Internal growth (also known as organic growth) occurs when a business gets bigger by selling more of its products. e.g. e-commerce or outsourcing, franchising
External growth (also known as integration) occurs when a business gets bigger by joining or buying other businesses. eg takeover or Merger
What is one factor relating to both labour and capital resource that a business would have to consider when planning?
Labour
#of workers needed / skills needed from the employees / what training should be offered / legal responsibilities towards employees
Capital
What kind of tools and machinery is needed / how equipment will be repaired, maintained or replaced
State Two advantages of a business plan.
Increase chances of obtaining external finances such as loan
Help understand the finances:
Budget forecast
Expected costs/revenues
Differentiate between variable cost and Fixed cost ?

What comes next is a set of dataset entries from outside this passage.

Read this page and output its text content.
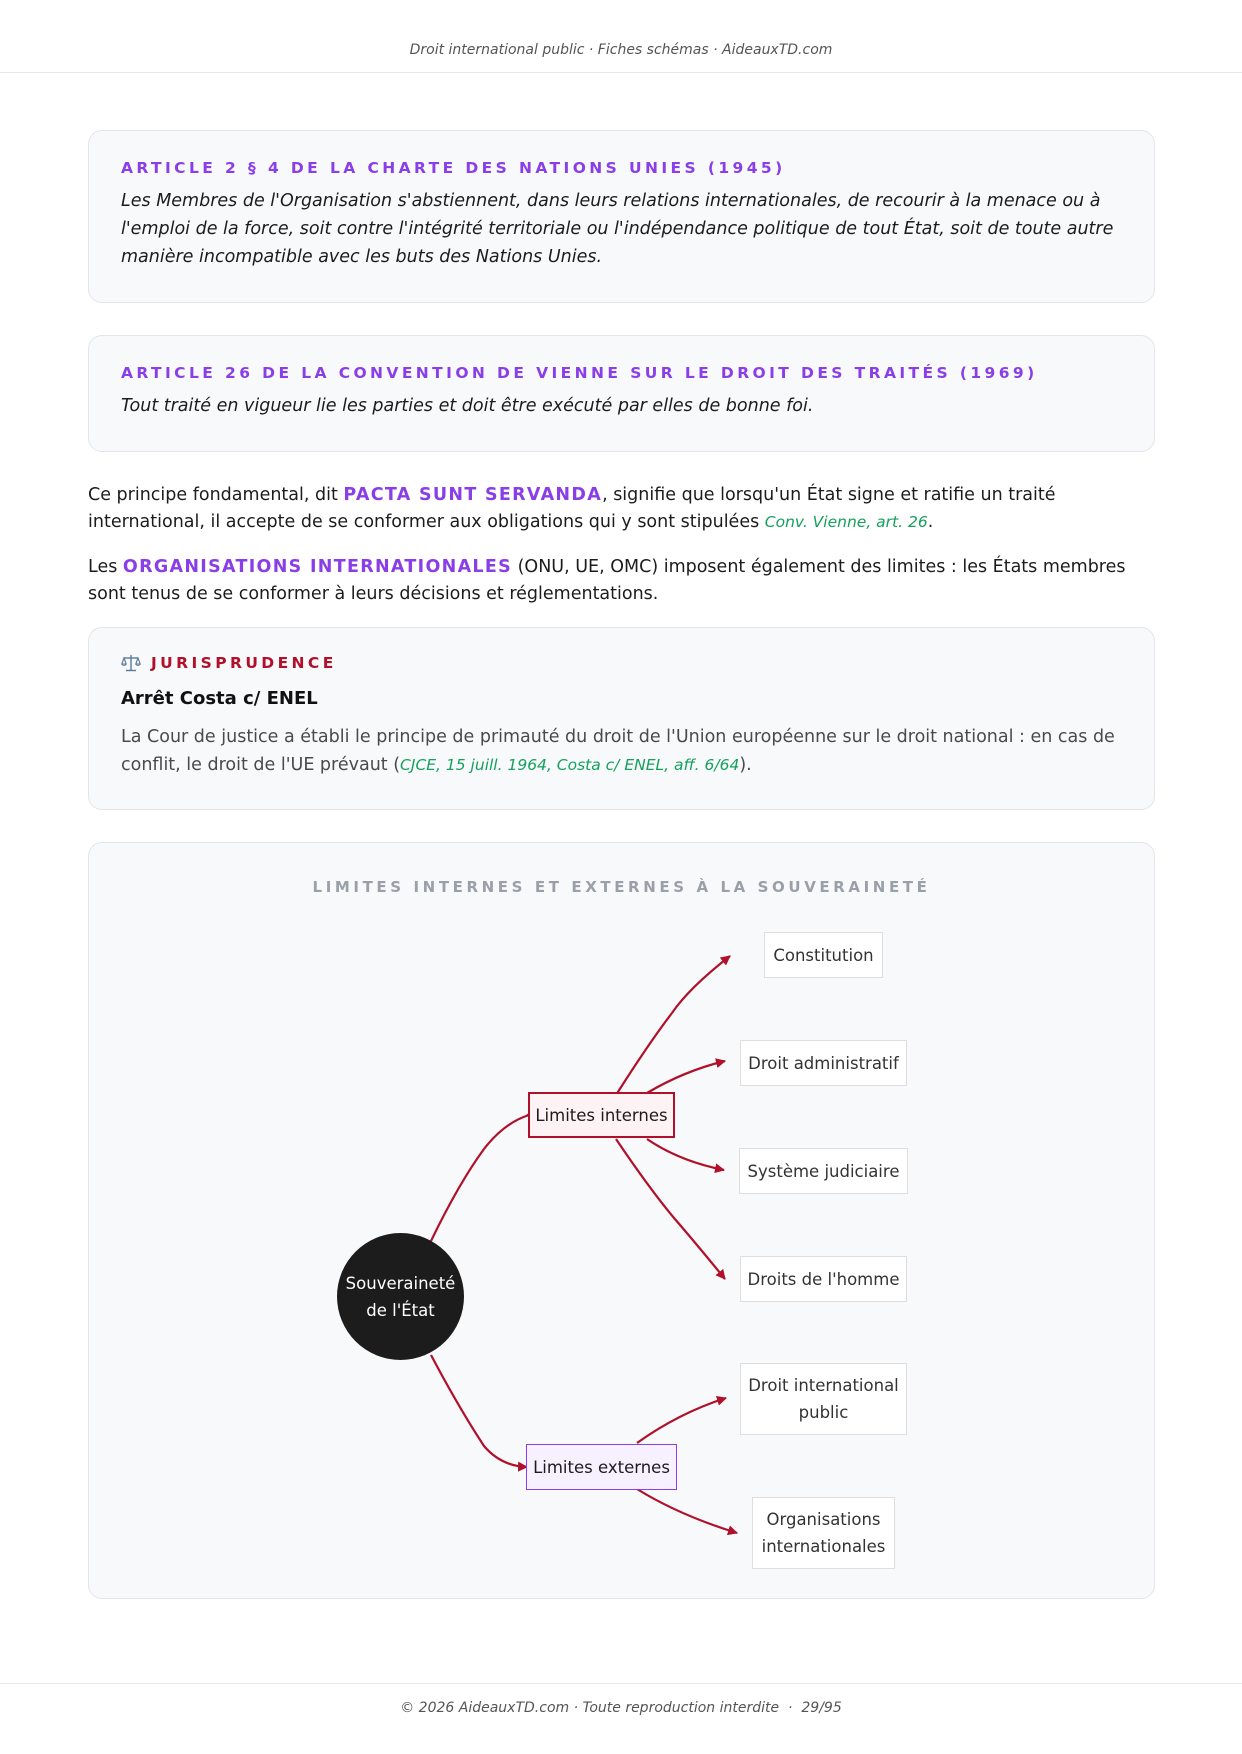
Droit international public · Fiches schémas · AideauxTD.com
ARTICLE 2 § 4 DE LA CHARTE DES NATIONS UNIES (1945)
Les Membres de l'Organisation s'abstiennent, dans leurs relations internationales, de recourir à la menace ou à l'emploi de la force, soit contre l'intégrité territoriale ou l'indépendance politique de tout État, soit de toute autre manière incompatible avec les buts des Nations Unies.
ARTICLE 26 DE LA CONVENTION DE VIENNE SUR LE DROIT DES TRAITÉS (1969)
Tout traité en vigueur lie les parties et doit être exécuté par elles de bonne foi.
Ce principe fondamental, dit PACTA SUNT SERVANDA, signifie que lorsqu'un État signe et ratifie un traité international, il accepte de se conformer aux obligations qui y sont stipulées Conv. Vienne, art. 26.
Les ORGANISATIONS INTERNATIONALES (ONU, UE, OMC) imposent également des limites : les États membres sont tenus de se conformer à leurs décisions et réglementations.
JURISPRUDENCE
Arrêt Costa c/ ENEL
La Cour de justice a établi le principe de primauté du droit de l'Union européenne sur le droit national : en cas de conflit, le droit de l'UE prévaut (CJCE, 15 juill. 1964, Costa c/ ENEL, aff. 6/64).
LIMITES INTERNES ET EXTERNES À LA SOUVERAINETÉ
Souveraineté
de l'État
Limites internes
Limites externes
Constitution
Droit administratif
Système judiciaire
Droits de l'homme
Droit international
public
Organisations
internationales
© 2026 AideauxTD.com · Toute reproduction interdite  ·  29/95
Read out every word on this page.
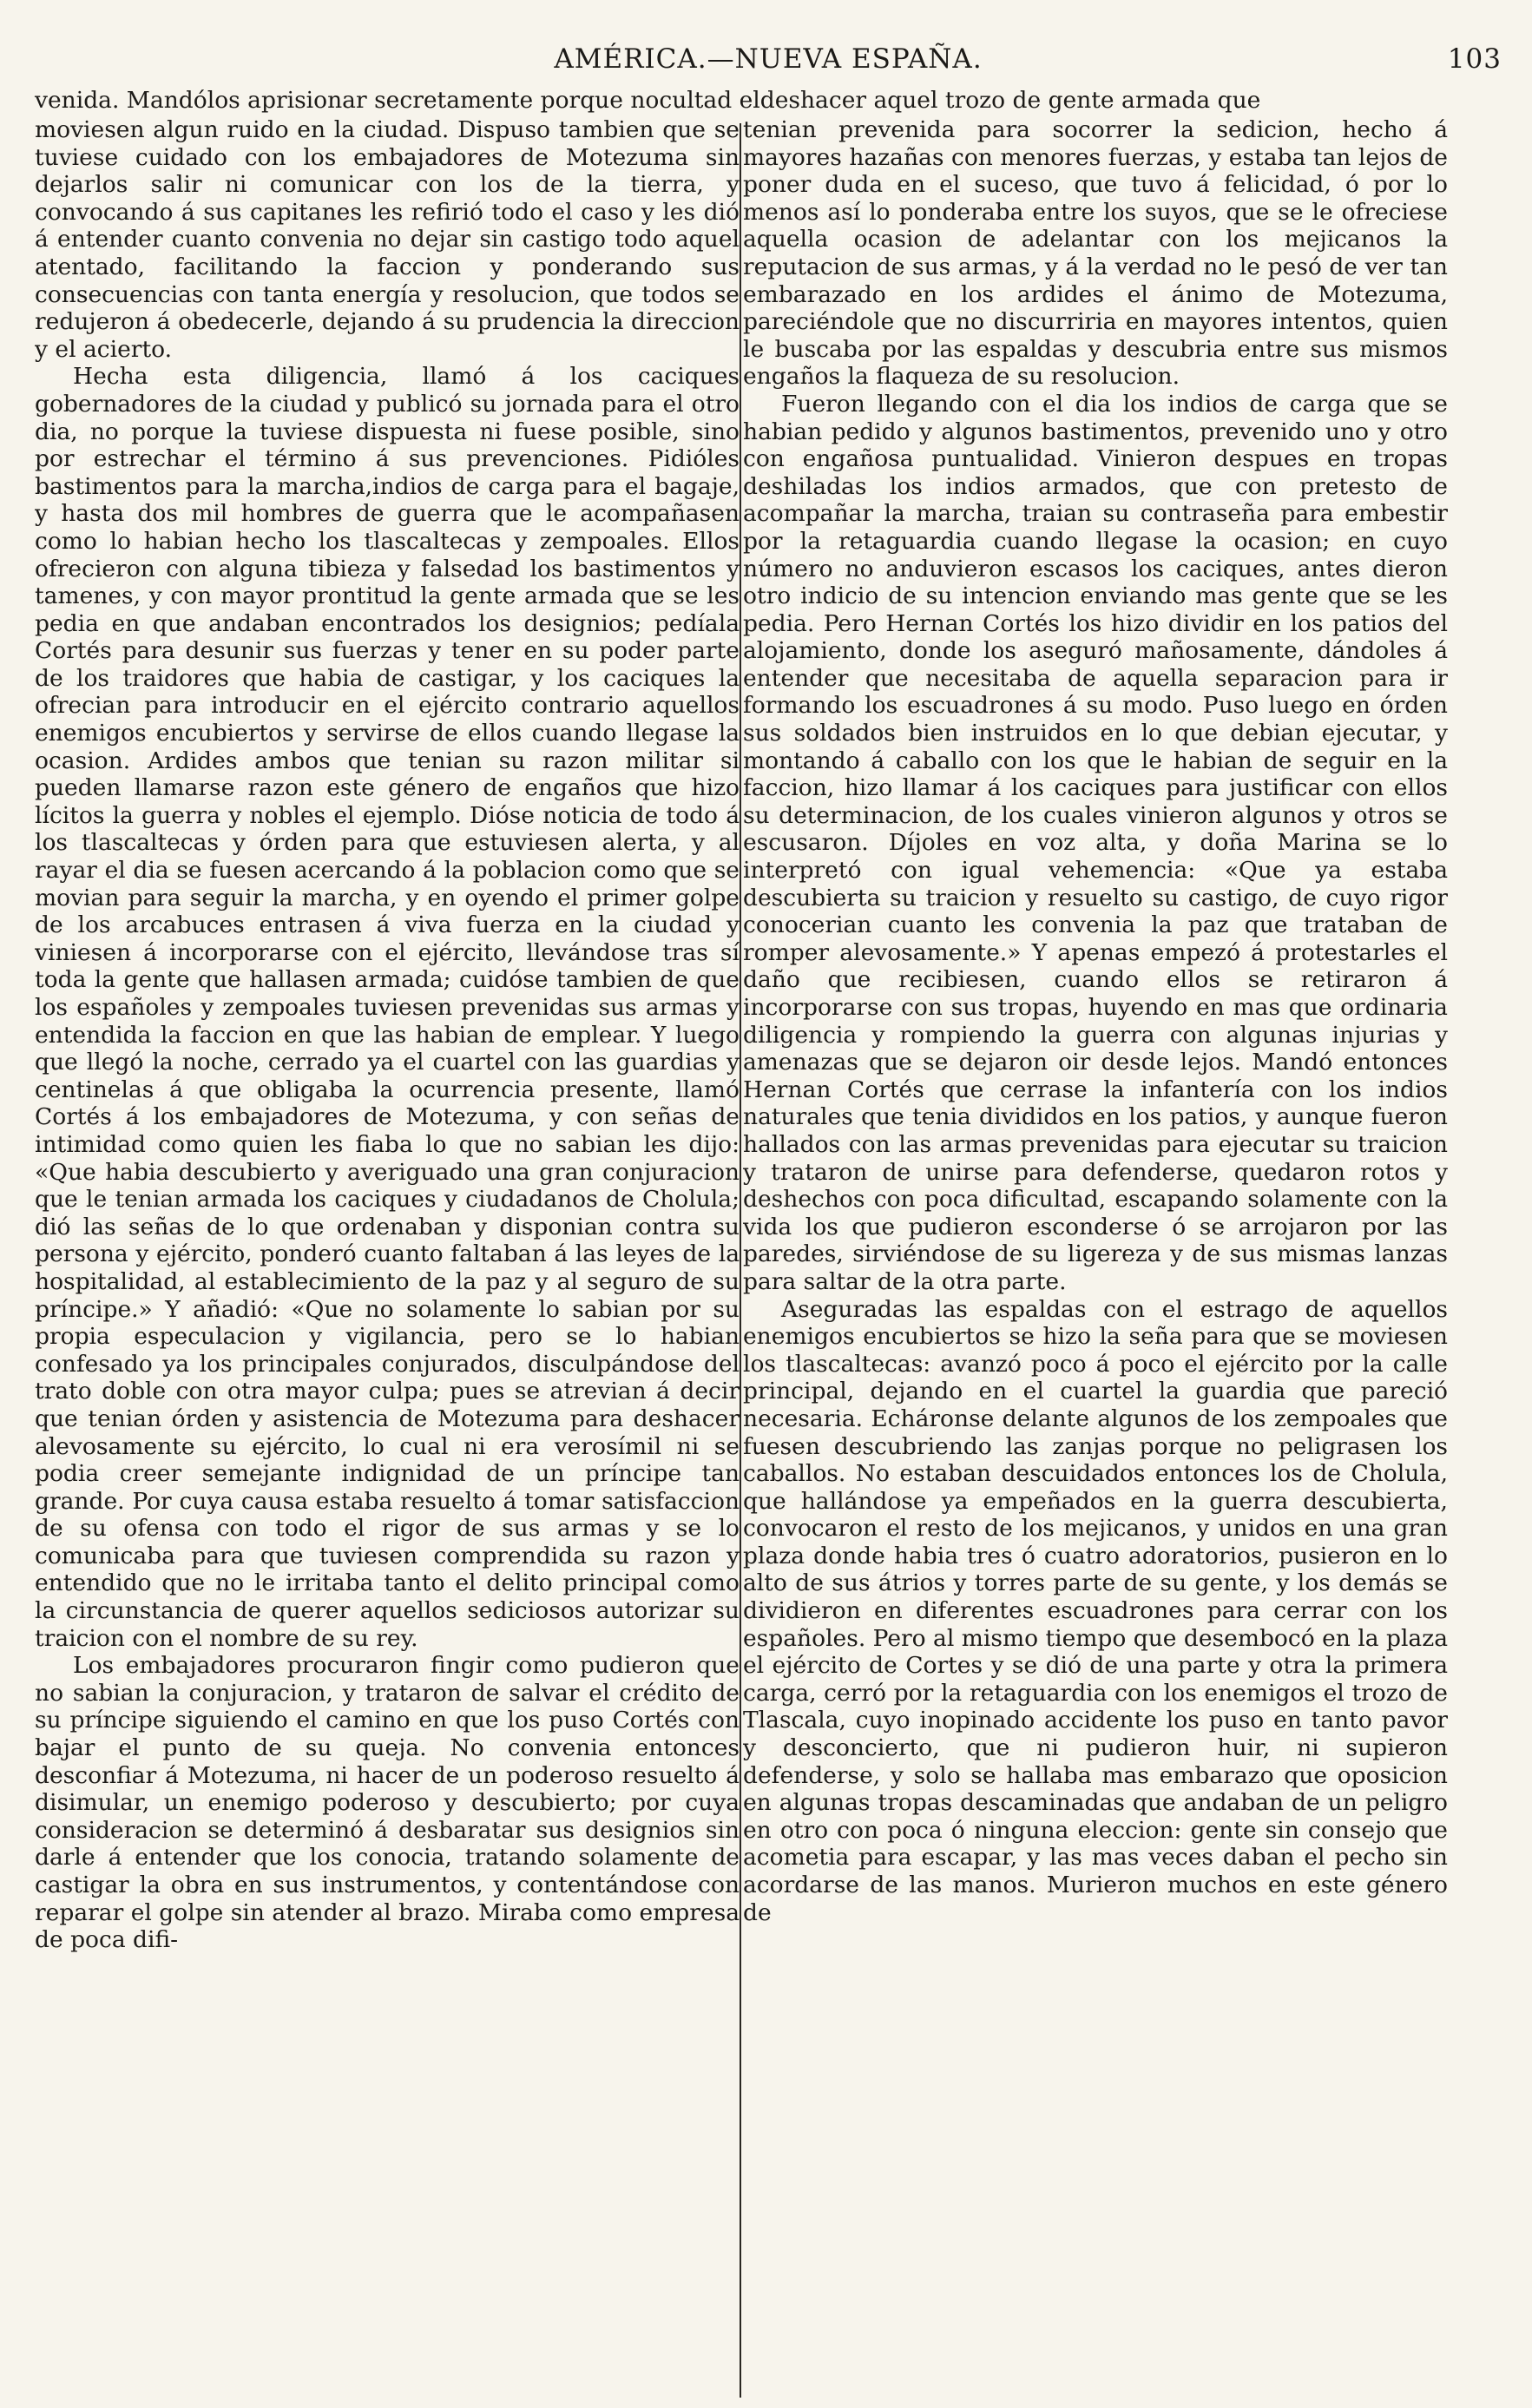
AMÉRICA.—NUEVA ESPAÑA.	103
venida. Mandólos aprisionar secretamente porque nocultad eldeshacer aquel trozo de gente armada que

moviesen algun ruido en la ciudad. Dispuso tambien que se tuviese cuidado con los embajadores de Motezuma sin dejarlos salir ni comunicar con los de la tierra, y convocando á sus capitanes les refirió todo el caso y les dió á entender cuanto convenia no dejar sin castigo todo aquel atentado, facilitando la faccion y ponderando sus consecuencias con tanta energía y resolucion, que todos se redujeron á obedecerle, dejando á su prudencia la direccion y el acierto.

Hecha esta diligencia, llamó á los caciques gobernadores de la ciudad y publicó su jornada para el otro dia, no porque la tuviese dispuesta ni fuese posible, sino por estrechar el término á sus prevenciones. Pidióles bastimentos para la marcha,indios de carga para el bagaje, y hasta dos mil hombres de guerra que le acompañasen como lo habian hecho los tlascaltecas y zempoales. Ellos ofrecieron con alguna tibieza y falsedad los bastimentos y tamenes, y con mayor prontitud la gente armada que se les pedia en que andaban encontrados los designios; pedíala Cortés para desunir sus fuerzas y tener en su poder parte de los traidores que habia de castigar, y los caciques la ofrecian para introducir en el ejército contrario aquellos enemigos encubiertos y servirse de ellos cuando llegase la ocasion. Ardides ambos que tenian su razon militar si pueden llamarse razon este género de engaños que hizo lícitos la guerra y nobles el ejemplo. Dióse noticia de todo á los tlascaltecas y órden para que estuviesen alerta, y al rayar el dia se fuesen acercando á la poblacion como que se movian para seguir la marcha, y en oyendo el primer golpe de los arcabuces entrasen á viva fuerza en la ciudad y viniesen á incorporarse con el ejército, llevándose tras sí toda la gente que hallasen armada; cuidóse tambien de que los españoles y zempoales tuviesen prevenidas sus armas y entendida la faccion en que las habian de emplear. Y luego que llegó la noche, cerrado ya el cuartel con las guardias y centinelas á que obligaba la ocurrencia presente, llamó Cortés á los embajadores de Motezuma, y con señas de intimidad como quien les fiaba lo que no sabian les dijo: «Que habia descubierto y averiguado una gran conjuracion que le tenian armada los caciques y ciudadanos de Cholula; dió las señas de lo que ordenaban y disponian contra su persona y ejército, ponderó cuanto faltaban á las leyes de la hospitalidad, al establecimiento de la paz y al seguro de su príncipe.» Y añadió: «Que no solamente lo sabian por su propia especulacion y vigilancia, pero se lo habian confesado ya los principales conjurados, disculpándose del trato doble con otra mayor culpa; pues se atrevian á decir que tenian órden y asistencia de Motezuma para deshacer alevosamente su ejército, lo cual ni era verosímil ni se podia creer semejante indignidad de un príncipe tan grande. Por cuya causa estaba resuelto á tomar satisfaccion de su ofensa con todo el rigor de sus armas y se lo comunicaba para que tuviesen comprendida su razon y entendido que no le irritaba tanto el delito principal como la circunstancia de querer aquellos sediciosos autorizar su traicion con el nombre de su rey.

Los embajadores procuraron fingir como pudieron que no sabian la conjuracion, y trataron de salvar el crédito de su príncipe siguiendo el camino en que los puso Cortés con bajar el punto de su queja. No convenia entonces desconfiar á Motezuma, ni hacer de un poderoso resuelto á disimular, un enemigo poderoso y descubierto; por cuya consideracion se determinó á desbaratar sus designios sin darle á entender que los conocia, tratando solamente de castigar la obra en sus instrumentos, y contentándose con reparar el golpe sin atender al brazo. Miraba como empresa de poca difi-

tenian prevenida para socorrer la sedicion, hecho á mayores hazañas con menores fuerzas, y estaba tan lejos de poner duda en el suceso, que tuvo á felicidad, ó por lo menos así lo ponderaba entre los suyos, que se le ofreciese aquella ocasion de adelantar con los mejicanos la reputacion de sus armas, y á la verdad no le pesó de ver tan embarazado en los ardides el ánimo de Motezuma, pareciéndole que no discurriria en mayores intentos, quien le buscaba por las espaldas y descubria entre sus mismos engaños la flaqueza de su resolucion.

Fueron llegando con el dia los indios de carga que se habian pedido y algunos bastimentos, prevenido uno y otro con engañosa puntualidad. Vinieron despues en tropas deshiladas los indios armados, que con pretesto de acompañar la marcha, traian su contraseña para embestir por la retaguardia cuando llegase la ocasion; en cuyo número no anduvieron escasos los caciques, antes dieron otro indicio de su intencion enviando mas gente que se les pedia. Pero Hernan Cortés los hizo dividir en los patios del alojamiento, donde los aseguró mañosamente, dándoles á entender que necesitaba de aquella separacion para ir formando los escuadrones á su modo. Puso luego en órden sus soldados bien instruidos en lo que debian ejecutar, y montando á caballo con los que le habian de seguir en la faccion, hizo llamar á los caciques para justificar con ellos su determinacion, de los cuales vinieron algunos y otros se escusaron. Díjoles en voz alta, y doña Marina se lo interpretó con igual vehemencia: «Que ya estaba descubierta su traicion y resuelto su castigo, de cuyo rigor conocerian cuanto les convenia la paz que trataban de romper alevosamente.» Y apenas empezó á protestarles el daño que recibiesen, cuando ellos se retiraron á incorporarse con sus tropas, huyendo en mas que ordinaria diligencia y rompiendo la guerra con algunas injurias y amenazas que se dejaron oir desde lejos. Mandó entonces Hernan Cortés que cerrase la infantería con los indios naturales que tenia divididos en los patios, y aunque fueron hallados con las armas prevenidas para ejecutar su traicion y trataron de unirse para defenderse, quedaron rotos y deshechos con poca dificultad, escapando solamente con la vida los que pudieron esconderse ó se arrojaron por las paredes, sirviéndose de su ligereza y de sus mismas lanzas para saltar de la otra parte.

Aseguradas las espaldas con el estrago de aquellos enemigos encubiertos se hizo la seña para que se moviesen los tlascaltecas: avanzó poco á poco el ejército por la calle principal, dejando en el cuartel la guardia que pareció necesaria. Echáronse delante algunos de los zempoales que fuesen descubriendo las zanjas porque no peligrasen los caballos. No estaban descuidados entonces los de Cholula, que hallándose ya empeñados en la guerra descubierta, convocaron el resto de los mejicanos, y unidos en una gran plaza donde habia tres ó cuatro adoratorios, pusieron en lo alto de sus átrios y torres parte de su gente, y los demás se dividieron en diferentes escuadrones para cerrar con los españoles. Pero al mismo tiempo que desembocó en la plaza el ejército de Cortes y se dió de una parte y otra la primera carga, cerró por la retaguardia con los enemigos el trozo de Tlascala, cuyo inopinado accidente los puso en tanto pavor y desconcierto, que ni pudieron huir, ni supieron defenderse, y solo se hallaba mas embarazo que oposicion en algunas tropas descaminadas que andaban de un peligro en otro con poca ó ninguna eleccion: gente sin consejo que acometia para escapar, y las mas veces daban el pecho sin acordarse de las manos. Murieron muchos en este género de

Fixed costs are costs that do not change with output. For example, the rent and variable cost are costs that do change with the output eg stocks
Which of the following businesses is not a sole trader nor a partnership
Jim's mowing
Cultural Commons
In2Performance
B.A Bakery
Discuss the use of a business plan.
A business plan is a written statement of the goals and objectives for the business, and the steps to be taken to achieve them. A benefit of a business plan is that it allows the prospective business owner to identify the business’s strengths and weaknesses. This can help to test the viability of the business. Further, the use of a business plan assists in maintaining the operations of a business — especially focusing attention on the goals and objectives.
A limitation of a business is that it is simply a plan — it does not guarantee the ultimate success of a business. For example, the profit of a business that has completed a business plan may be lower than anticipated, because a range of factors out of the owner’s control can affect it. Another limitation of a business plan is that it actually needs to be implemented; many business owners develop a business plan and then neglect to follow it.